Assim, especificamente nesse projeto, foram testadas diferentes densidades de sementes de espécies arbóreas nativas necessárias para a ocupação inicial das áreas degradadas. Uma vez instalados os experimentos, avaliaram-se também o tempo para ocupação dessas áreas e os investimentos financeiros necessários, além de parâmetros de desenvolvimento da comunidade florestal. Para a primeira ocupação da área degradada foram utilizadas espécies arbóreas nativas de rápido crescimento e que fornecessem boa cobertura de copa (semeadura de preenchimento, com espécies denominadas “espécies de preenchimento”). Algumas das espécies utilizadas para preenchimento foram timboril (Enterolobium contortisiliquum), mutambo (Guazuma ulmifolia), lobeira (Solanum lycocarpum), pau-cigarra (Senna multijuga), monjoleiro (Acacia poliphylla), paineira (Ceiba speciosa), sangra-d’água (Croton urucurana), capixingui (Croton floribundus), canafístula (Peltophorum dubium), entre outras.

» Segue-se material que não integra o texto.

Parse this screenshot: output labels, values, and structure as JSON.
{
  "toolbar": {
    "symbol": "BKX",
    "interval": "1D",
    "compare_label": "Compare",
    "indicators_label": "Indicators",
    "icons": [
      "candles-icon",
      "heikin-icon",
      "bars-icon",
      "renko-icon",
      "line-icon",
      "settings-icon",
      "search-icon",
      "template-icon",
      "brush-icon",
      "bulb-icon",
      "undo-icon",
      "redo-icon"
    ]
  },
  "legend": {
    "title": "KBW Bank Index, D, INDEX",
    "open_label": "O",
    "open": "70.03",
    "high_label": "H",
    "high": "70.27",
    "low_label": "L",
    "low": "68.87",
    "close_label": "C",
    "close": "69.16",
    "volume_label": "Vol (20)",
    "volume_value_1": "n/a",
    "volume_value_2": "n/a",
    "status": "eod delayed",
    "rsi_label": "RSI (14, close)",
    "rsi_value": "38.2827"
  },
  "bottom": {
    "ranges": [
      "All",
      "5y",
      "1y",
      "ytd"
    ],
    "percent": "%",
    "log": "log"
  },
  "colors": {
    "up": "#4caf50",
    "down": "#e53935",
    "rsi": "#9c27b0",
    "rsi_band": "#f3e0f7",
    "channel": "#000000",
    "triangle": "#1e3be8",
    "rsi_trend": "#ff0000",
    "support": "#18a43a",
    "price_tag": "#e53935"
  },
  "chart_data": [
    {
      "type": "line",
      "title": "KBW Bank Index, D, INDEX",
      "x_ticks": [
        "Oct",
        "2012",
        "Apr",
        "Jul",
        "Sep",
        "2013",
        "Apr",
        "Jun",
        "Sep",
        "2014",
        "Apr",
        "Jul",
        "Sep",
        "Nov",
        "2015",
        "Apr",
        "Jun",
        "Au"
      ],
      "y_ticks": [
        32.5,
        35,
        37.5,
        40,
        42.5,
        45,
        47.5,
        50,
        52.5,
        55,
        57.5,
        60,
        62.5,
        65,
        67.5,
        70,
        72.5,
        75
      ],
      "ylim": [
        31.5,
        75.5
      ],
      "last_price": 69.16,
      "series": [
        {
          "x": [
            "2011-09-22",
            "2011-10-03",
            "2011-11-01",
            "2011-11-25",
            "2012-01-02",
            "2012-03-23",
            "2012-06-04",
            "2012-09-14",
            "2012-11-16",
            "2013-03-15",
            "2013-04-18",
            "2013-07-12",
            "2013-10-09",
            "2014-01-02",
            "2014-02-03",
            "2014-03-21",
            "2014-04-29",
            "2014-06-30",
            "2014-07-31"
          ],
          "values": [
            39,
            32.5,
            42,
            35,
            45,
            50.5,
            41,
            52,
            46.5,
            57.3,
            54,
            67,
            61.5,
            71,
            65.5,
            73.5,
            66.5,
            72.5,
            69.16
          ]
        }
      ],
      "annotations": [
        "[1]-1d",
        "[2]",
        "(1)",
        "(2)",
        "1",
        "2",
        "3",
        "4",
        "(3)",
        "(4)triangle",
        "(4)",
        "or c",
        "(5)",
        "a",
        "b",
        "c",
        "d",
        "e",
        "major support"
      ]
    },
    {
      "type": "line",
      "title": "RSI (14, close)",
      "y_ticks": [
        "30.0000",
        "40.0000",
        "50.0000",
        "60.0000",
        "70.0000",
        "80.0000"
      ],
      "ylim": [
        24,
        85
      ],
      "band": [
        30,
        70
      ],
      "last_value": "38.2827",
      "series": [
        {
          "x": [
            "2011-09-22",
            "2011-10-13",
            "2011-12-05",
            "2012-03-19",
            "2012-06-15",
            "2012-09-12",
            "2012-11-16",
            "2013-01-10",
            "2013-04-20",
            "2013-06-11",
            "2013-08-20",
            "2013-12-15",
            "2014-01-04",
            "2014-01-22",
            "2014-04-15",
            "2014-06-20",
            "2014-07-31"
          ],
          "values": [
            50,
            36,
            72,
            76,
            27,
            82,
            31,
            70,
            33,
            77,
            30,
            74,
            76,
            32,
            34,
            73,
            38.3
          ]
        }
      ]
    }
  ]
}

Uma vez ocupadas as áreas, foi feita a semeadura de enriquecimento, com espécies diferentes das primeiras, promovendo a auto sustentabilidade da floresta. Nessa etapa, foram plantadas espécies como jatobá (Hymenaea courbaril), cedro (Cedrela fissilis), cabreúva (Myroxylon peruiferum), jequitibá (Cariniana estrellensis), pau-marfim (Balfourodendron riedelianum) e a copaíba (Copaifera langsdorfii), entre outras trinta espécies. Os resultados mostraram que houve excelente cobertura da área degradada em cerca de dois anos e meio, período semelhante ao que normalmente acontece com o plantio de mudas. As densidades testadas permitiram também a formação de uma comunidade florestal mais densa do que a formada por plantios de mudas em espaçamento 3m x 2m (mais comum). Enquanto nesse método a densidade é de 1.666 indivíduos/hectare, na semeadura direta alcançaram-se densidades estimadas entre 1.215 e 13.000 indivíduos/hectare.

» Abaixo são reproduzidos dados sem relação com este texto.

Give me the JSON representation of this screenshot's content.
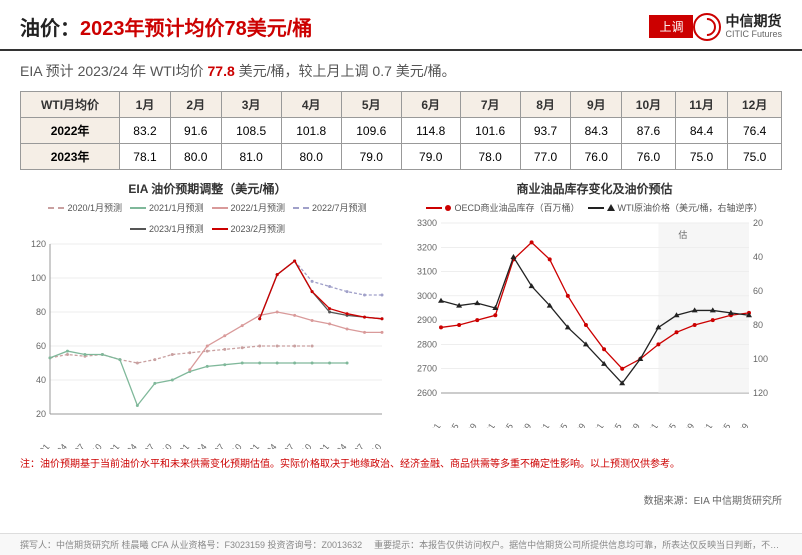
{
  "header": {
    "title_prefix": "油价：",
    "title_main": "2023年预计均价78美元/桶",
    "badge": "上调",
    "brand": "中信期货",
    "brand_en": "CITIC Futures"
  },
  "subtitle": {
    "prefix": "EIA 预计 2023/24 年 WTI均价 ",
    "value": "77.8",
    "suffix": " 美元/桶，较上月上调 0.7 美元/桶。"
  },
  "table": {
    "header_label": "WTI月均价",
    "months": [
      "1月",
      "2月",
      "3月",
      "4月",
      "5月",
      "6月",
      "7月",
      "8月",
      "9月",
      "10月",
      "11月",
      "12月"
    ],
    "rows": [
      {
        "label": "2022年",
        "values": [
          83.2,
          91.6,
          108.5,
          101.8,
          109.6,
          114.8,
          101.6,
          93.7,
          84.3,
          87.6,
          84.4,
          76.4
        ]
      },
      {
        "label": "2023年",
        "values": [
          78.1,
          80.0,
          81.0,
          80.0,
          79.0,
          79.0,
          78.0,
          77.0,
          76.0,
          76.0,
          75.0,
          75.0
        ]
      }
    ]
  },
  "chart_left": {
    "title": "EIA 油价预期调整（美元/桶）",
    "ylim": [
      20,
      120
    ],
    "ytick_step": 20,
    "x_labels": [
      "2019/01",
      "2019/04",
      "2019/07",
      "2019/10",
      "2020/01",
      "2020/04",
      "2020/07",
      "2020/10",
      "2021/01",
      "2021/04",
      "2021/07",
      "2021/10",
      "2022/01",
      "2022/04",
      "2022/07",
      "2022/10",
      "2023/01",
      "2023/04",
      "2023/07",
      "2023/10"
    ],
    "series": [
      {
        "name": "2020/1月预测",
        "color": "#c9a0a0",
        "dash": "3,2",
        "values": [
          53,
          55,
          54,
          55,
          52,
          50,
          52,
          55,
          56,
          57,
          58,
          59,
          60,
          60,
          60,
          60,
          null,
          null,
          null,
          null
        ]
      },
      {
        "name": "2021/1月预测",
        "color": "#7fb89a",
        "dash": "",
        "values": [
          53,
          57,
          55,
          55,
          52,
          25,
          38,
          40,
          45,
          48,
          49,
          50,
          50,
          50,
          50,
          50,
          50,
          50,
          null,
          null
        ]
      },
      {
        "name": "2022/1月预测",
        "color": "#d99a9a",
        "dash": "",
        "values": [
          null,
          null,
          null,
          null,
          null,
          null,
          null,
          null,
          46,
          60,
          66,
          72,
          78,
          80,
          78,
          75,
          73,
          70,
          68,
          68
        ]
      },
      {
        "name": "2022/7月预测",
        "color": "#a0a0c9",
        "dash": "3,2",
        "values": [
          null,
          null,
          null,
          null,
          null,
          null,
          null,
          null,
          null,
          null,
          null,
          null,
          76,
          102,
          110,
          98,
          95,
          92,
          90,
          90
        ]
      },
      {
        "name": "2023/1月预测",
        "color": "#555",
        "dash": "",
        "values": [
          null,
          null,
          null,
          null,
          null,
          null,
          null,
          null,
          null,
          null,
          null,
          null,
          76,
          102,
          110,
          92,
          80,
          78,
          77,
          76
        ]
      },
      {
        "name": "2023/2月预测",
        "color": "#c00",
        "dash": "",
        "values": [
          null,
          null,
          null,
          null,
          null,
          null,
          null,
          null,
          null,
          null,
          null,
          null,
          76,
          102,
          110,
          92,
          82,
          79,
          77,
          76
        ]
      }
    ]
  },
  "chart_right": {
    "title": "商业油品库存变化及油价预估",
    "y1_lim": [
      2600,
      3300
    ],
    "y1_step": 100,
    "y2_lim": [
      20,
      120
    ],
    "y2_step": 20,
    "y2_reversed": true,
    "x_labels": [
      "201901",
      "201905",
      "201909",
      "202001",
      "202005",
      "202009",
      "202101",
      "202105",
      "202109",
      "202201",
      "202205",
      "202209",
      "202301",
      "202305",
      "202309",
      "202401",
      "202405",
      "202409"
    ],
    "est_label": "估",
    "series": [
      {
        "name": "OECD商业油品库存（百万桶）",
        "color": "#c00",
        "marker": "circle",
        "values": [
          2870,
          2880,
          2900,
          2920,
          3150,
          3220,
          3150,
          3000,
          2880,
          2780,
          2700,
          2740,
          2800,
          2850,
          2880,
          2900,
          2920,
          2930
        ]
      },
      {
        "name": "WTI原油价格（美元/桶，右轴逆序）",
        "color": "#222",
        "marker": "triangle",
        "values": [
          2980,
          2960,
          2970,
          2950,
          3160,
          3040,
          2960,
          2870,
          2800,
          2720,
          2640,
          2740,
          2870,
          2920,
          2940,
          2940,
          2930,
          2920
        ]
      }
    ]
  },
  "note": "注：油价预期基于当前油价水平和未来供需变化预期估值。实际价格取决于地缘政治、经济金融、商品供需等多重不确定性影响。以上预测仅供参考。",
  "source": "数据来源：EIA 中信期货研究所",
  "footer": {
    "author": "撰写人：中信期货研究所  桂晨曦 CFA  从业资格号：F3023159  投资咨询号：Z0013632",
    "disclaimer": "重要提示：本报告仅供访问权户。据信中信期货公司所提供信息均可靠，所表达仅反映当日判断，不作为买卖依据。报告中内容和意见仅供参考，投资有风险，投资须谨慎。"
  },
  "colors": {
    "accent": "#c00",
    "border": "#999",
    "text": "#333"
  }
}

“O custo para aquisição de sementes para obter uma muda no campo a partir de semeadura direta da maioria das espécies utilizadas pode ser duas a três vezes menor que o preço de uma muda em viveiro. Portanto mostramos um método viável tanto técnica como economicamente para a ocupação inicial de áreas agrícolas abandonadas com baixa capacidade de regeneração”, revela o pesquisador. Contudo, Ingo pondera que a efetividade pode variar consideravelmente em função das espécies utilizadas e das condições ambientais, especialmente do solo, ressaltando-se a necessidade de um diagnóstico adequado do local a ser restaurado. “Ressalte-se que o método pode e deve ser adotado de forma complementar ou associado ao plantio de mudas, e não necessariamente substituir o mesmo. Não foi possível avaliar, durante o tempo de execução da tese, se a semeadura direta de enriquecimento é viável técnica e economicamente, mas os resultados preliminares também indicam que o método é promissor, podendo ser adotado inclusive para outras formas biológicas, como arbustos e lianas”.

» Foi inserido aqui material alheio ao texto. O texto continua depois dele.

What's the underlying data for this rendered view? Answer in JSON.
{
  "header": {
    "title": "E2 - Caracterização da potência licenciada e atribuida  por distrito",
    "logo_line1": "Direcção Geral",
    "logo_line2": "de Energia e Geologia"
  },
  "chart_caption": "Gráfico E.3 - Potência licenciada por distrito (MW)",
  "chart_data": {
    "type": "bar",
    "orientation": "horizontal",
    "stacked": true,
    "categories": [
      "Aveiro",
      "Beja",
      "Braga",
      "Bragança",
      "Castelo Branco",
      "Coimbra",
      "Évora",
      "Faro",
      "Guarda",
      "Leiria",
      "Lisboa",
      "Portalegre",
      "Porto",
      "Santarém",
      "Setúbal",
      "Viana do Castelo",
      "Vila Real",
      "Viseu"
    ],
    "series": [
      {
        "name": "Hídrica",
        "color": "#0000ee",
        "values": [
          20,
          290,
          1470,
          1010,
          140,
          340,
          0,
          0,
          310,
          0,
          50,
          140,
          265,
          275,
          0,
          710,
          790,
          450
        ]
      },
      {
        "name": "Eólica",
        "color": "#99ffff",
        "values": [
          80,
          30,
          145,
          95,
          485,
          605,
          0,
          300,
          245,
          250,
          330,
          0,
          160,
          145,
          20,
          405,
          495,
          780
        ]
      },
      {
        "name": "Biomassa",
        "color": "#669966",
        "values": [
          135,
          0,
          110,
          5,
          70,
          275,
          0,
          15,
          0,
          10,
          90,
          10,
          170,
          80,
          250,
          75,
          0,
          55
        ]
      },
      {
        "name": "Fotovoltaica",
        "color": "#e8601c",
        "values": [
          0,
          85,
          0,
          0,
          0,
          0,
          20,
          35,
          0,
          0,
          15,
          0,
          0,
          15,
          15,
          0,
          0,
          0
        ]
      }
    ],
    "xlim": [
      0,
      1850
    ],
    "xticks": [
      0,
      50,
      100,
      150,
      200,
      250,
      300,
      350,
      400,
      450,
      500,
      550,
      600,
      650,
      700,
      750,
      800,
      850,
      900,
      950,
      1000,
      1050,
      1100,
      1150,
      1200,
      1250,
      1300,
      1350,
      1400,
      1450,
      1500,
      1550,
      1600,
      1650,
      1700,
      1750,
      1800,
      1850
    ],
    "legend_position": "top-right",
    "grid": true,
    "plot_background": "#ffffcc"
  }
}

Ingo salientou também que é importante desenvolver o manejo de sementes de espécies nativas, desde a colheita no momento apropriado até o armazenamento. “A qualidade do lote de sementes pode ter implicações diretas, junto a outros fatores de campo, no sucesso do método. Necessário atentar ainda para problemas relacionados à infestação por plantas daninhas (especialmente nos primeiros meses após a semeadura), ao revolvimento do solo por animais, à predação por formigas e à profundidade em que é colocada a semente, entre outros fatores que devem ainda ser melhor estudados”, conclui.